Shining a Spectrum of Light on Autism

Shining a Spectrum of Light on Autism

Carol has two colleagues with high-functioning ASD (left: David and middle: Chris) to assist with her research projects.

How well do people in Hong Kong understand autism? A depressing answer came in the spring when a young man with autism was arrested by police over the death of an elderly man. His behaviour had sparked suspicion and he was detained for 50 hours and nearly charged with manslaughter before it was learned that he had been at a home for the disabled at the time of the crime.

That unfortunate example illustrates the challenge for Dr Carol To of the Division of Speech and Hearing Sciences and other advocates for individuals with autism in Hong Kong. Dr To has been applying her research to help raise awareness among the public and improve diagnosis and employment opportunities for these individuals.

"Hong Kong people are educated and our economy is well-developed, but people with this invisible disability experience a lot of discrimination," she said.

Dr To has been advocating for them in the media and in the community, giving talks and seminars on autism, and working with the Labour Department on a booklet about employees with autism.

She has also set an example by employing two young men with high-functioning autism as research and technical assistants to do data entry and simple data analysis, and she is encouraging other academics to do the same.

"Individuals with autism like repetitive work and they can manage very detailed and tedious work. They are good at things like library work where they can put things on shelves and remember the numbers. They are also not good at telling lies and they are very loyal employees," she said.

Her understanding of individuals with autism is grounded in her research on the nature of autism. She has studied "theory of mind" skills, which enable people to understand the intentions of others’ speech and behaviour, but which are deficit in individuals with autism, as well as characteristics that are particular to Cantonese speakers with autism. The latter include such things as monotonous intonation and using vocabulary in speech that is based on the more formal written form.

These findings have been used by Dr To to develop standardised assessment tools to help specialists in Hong Kong assess Cantonese-speaking children.

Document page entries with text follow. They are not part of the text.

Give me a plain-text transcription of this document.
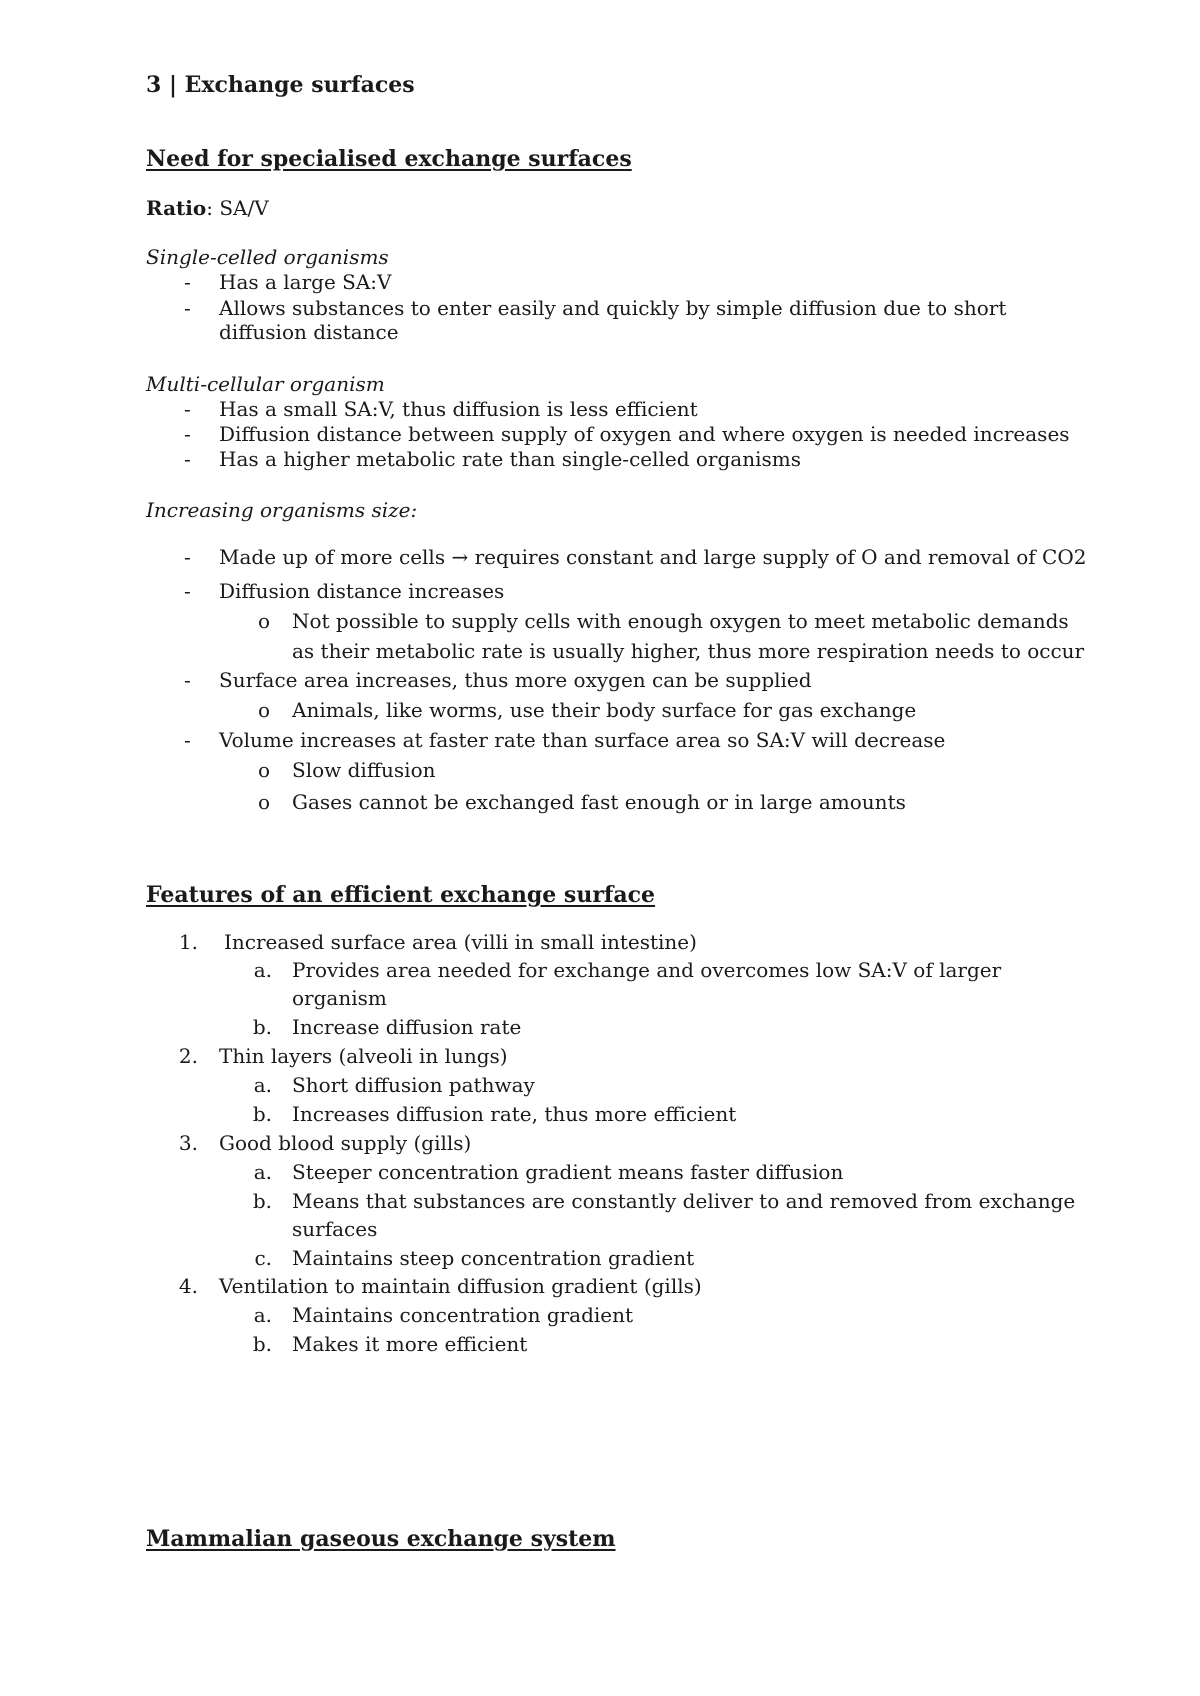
3 | Exchange surfaces
Need for specialised exchange surfaces
Ratio: SA/V
Single-celled organisms
- Has a large SA:V
- Allows substances to enter easily and quickly by simple diffusion due to short
diffusion distance
Multi-cellular organism
- Has a small SA:V, thus diffusion is less efficient
- Diffusion distance between supply of oxygen and where oxygen is needed increases
- Has a higher metabolic rate than single-celled organisms
Increasing organisms size:
- Made up of more cells → requires constant and large supply of O and removal of CO2
- Diffusion distance increases
o Not possible to supply cells with enough oxygen to meet metabolic demands
as their metabolic rate is usually higher, thus more respiration needs to occur
- Surface area increases, thus more oxygen can be supplied
o Animals, like worms, use their body surface for gas exchange
- Volume increases at faster rate than surface area so SA:V will decrease
o Slow diffusion
o Gases cannot be exchanged fast enough or in large amounts
Features of an efficient exchange surface
1. Increased surface area (villi in small intestine)
a. Provides area needed for exchange and overcomes low SA:V of larger
organism
b. Increase diffusion rate
2. Thin layers (alveoli in lungs)
a. Short diffusion pathway
b. Increases diffusion rate, thus more efficient
3. Good blood supply (gills)
a. Steeper concentration gradient means faster diffusion
b. Means that substances are constantly deliver to and removed from exchange
surfaces
c. Maintains steep concentration gradient
4. Ventilation to maintain diffusion gradient (gills)
a. Maintains concentration gradient
b. Makes it more efficient
Mammalian gaseous exchange system
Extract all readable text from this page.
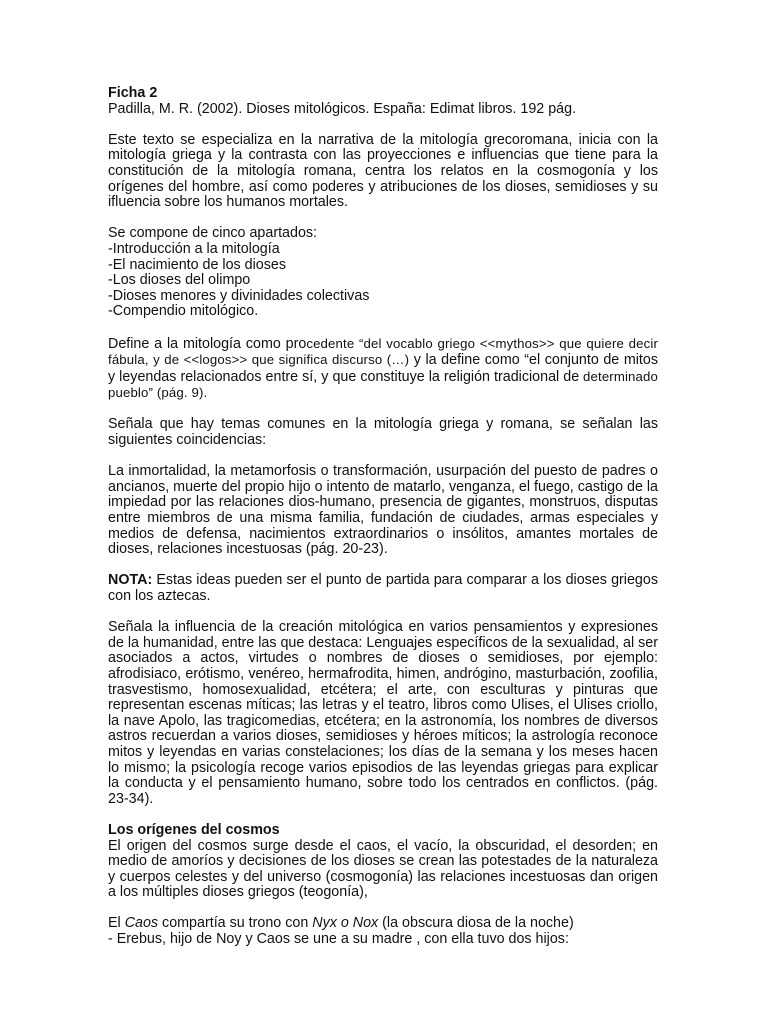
Ficha 2

Padilla, M. R. (2002). Dioses mitológicos. España: Edimat libros. 192 pág.

Este texto se especializa en la narrativa de la mitología grecoromana, inicia con la mitología griega y la contrasta con las proyecciones e influencias que tiene para la constitución de la mitología romana, centra los relatos en la cosmogonía y los orígenes del hombre, así como poderes y atribuciones de los dioses, semidioses y su ifluencia sobre los humanos mortales.

Se compone de cinco apartados:

-Introducción a la mitología

-El nacimiento de los dioses

-Los dioses del olimpo

-Dioses menores y divinidades colectivas

-Compendio mitológico.

Define a la mitología como procedente “del vocablo griego <<mythos>> que quiere decir fábula, y de <<logos>> que significa discurso (…) y la define como “el conjunto de mitos y leyendas relacionados entre sí, y que constituye la religión tradicional de determinado pueblo” (pág. 9).

Señala que hay temas comunes en la mitología griega y romana, se señalan las siguientes coincidencias:

La inmortalidad, la metamorfosis o transformación, usurpación del puesto de padres o ancianos, muerte del propio hijo o intento de matarlo, venganza, el fuego, castigo de la impiedad por las relaciones dios-humano, presencia de gigantes, monstruos, disputas entre miembros de una misma familia, fundación de ciudades, armas especiales y medios de defensa, nacimientos extraordinarios o insólitos, amantes mortales de dioses, relaciones incestuosas (pág. 20-23).

NOTA: Estas ideas pueden ser el punto de partida para comparar a los dioses griegos con los aztecas.

Señala la influencia de la creación mitológica en varios pensamientos y expresiones de la humanidad, entre las que destaca: Lenguajes específicos de la sexualidad, al ser asociados a actos, virtudes o nombres de dioses o semidioses, por ejemplo: afrodisiaco, erótismo, venéreo, hermafrodita, himen, andrógino, masturbación, zoofilia, trasvestismo, homosexualidad, etcétera; el arte, con esculturas y pinturas que representan escenas míticas; las letras y el teatro, libros como Ulises, el Ulises criollo, la nave Apolo, las tragicomedias, etcétera; en la astronomía, los nombres de diversos astros recuerdan a varios dioses, semidioses y héroes míticos; la astrología reconoce mitos y leyendas en varias constelaciones; los días de la semana y los meses hacen lo mismo; la psicología recoge varios episodios de las leyendas griegas para explicar la conducta y el pensamiento humano, sobre todo los centrados en conflictos. (pág. 23-34).

Los orígenes del cosmos

El origen del cosmos surge desde el caos, el vacío, la obscuridad, el desorden; en medio de amoríos y decisiones de los dioses se crean las potestades de la naturaleza y cuerpos celestes y del universo (cosmogonía) las relaciones incestuosas dan origen a los múltiples dioses griegos (teogonía),

El Caos compartía su trono con Nyx o Nox (la obscura diosa de la noche)

- Erebus, hijo de Noy y Caos se une a su madre , con ella tuvo dos hijos:
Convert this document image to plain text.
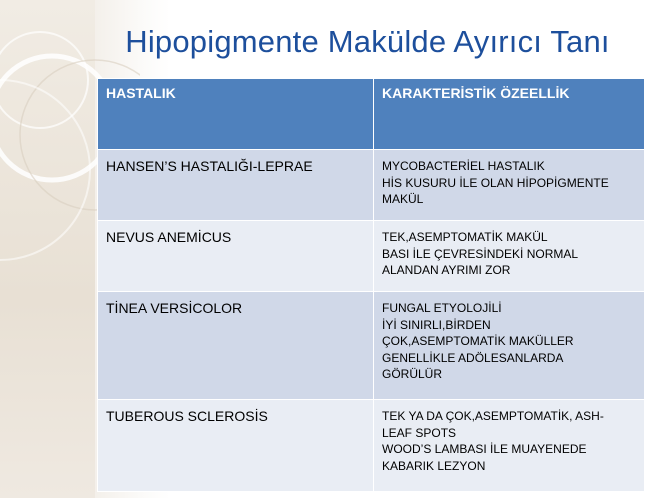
Hipopigmente Makülde Ayırıcı Tanı
HASTALIK	KARAKTERİSTİK ÖZEELLİK
HANSEN’S HASTALIĞI-LEPRAE	MYCOBACTERİEL HASTALIK
HİS KUSURU İLE OLAN HİPOPİGMENTE
MAKÜL

NEVUS ANEMİCUS	TEK,ASEMPTOMATİK MAKÜL
BASI İLE ÇEVRESİNDEKİ NORMAL
ALANDAN AYRIMI ZOR

TİNEA VERSİCOLOR	FUNGAL ETYOLOJİLİ
İYİ SINIRLI,BİRDEN
ÇOK,ASEMPTOMATİK MAKÜLLER
GENELLİKLE ADÖLESANLARDA
GÖRÜLÜR

TUBEROUS SCLEROSİS	TEK YA DA ÇOK,ASEMPTOMATİK, ASH-
LEAF SPOTS
WOOD’S LAMBASI İLE MUAYENEDE
KABARIK LEZYON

Previously, clinicians had to rely on informal tests and their own experience.

Ultimately, she hopes to improve treatment and reduce discrimination against individuals with autism in both Hong Kong and Mainland China. "This is an area people are becoming more aware of and I hope we can raise the profile further," she said.

Dr Carol K.S. TO and team members - Ms Winnie K.Y. CHEUNG and Ms Carmela C.Y. TIN, received the Faculty Knowledge Exchange Award 2015 of the Faculty of Education for 'Serving Individuals with Autism'.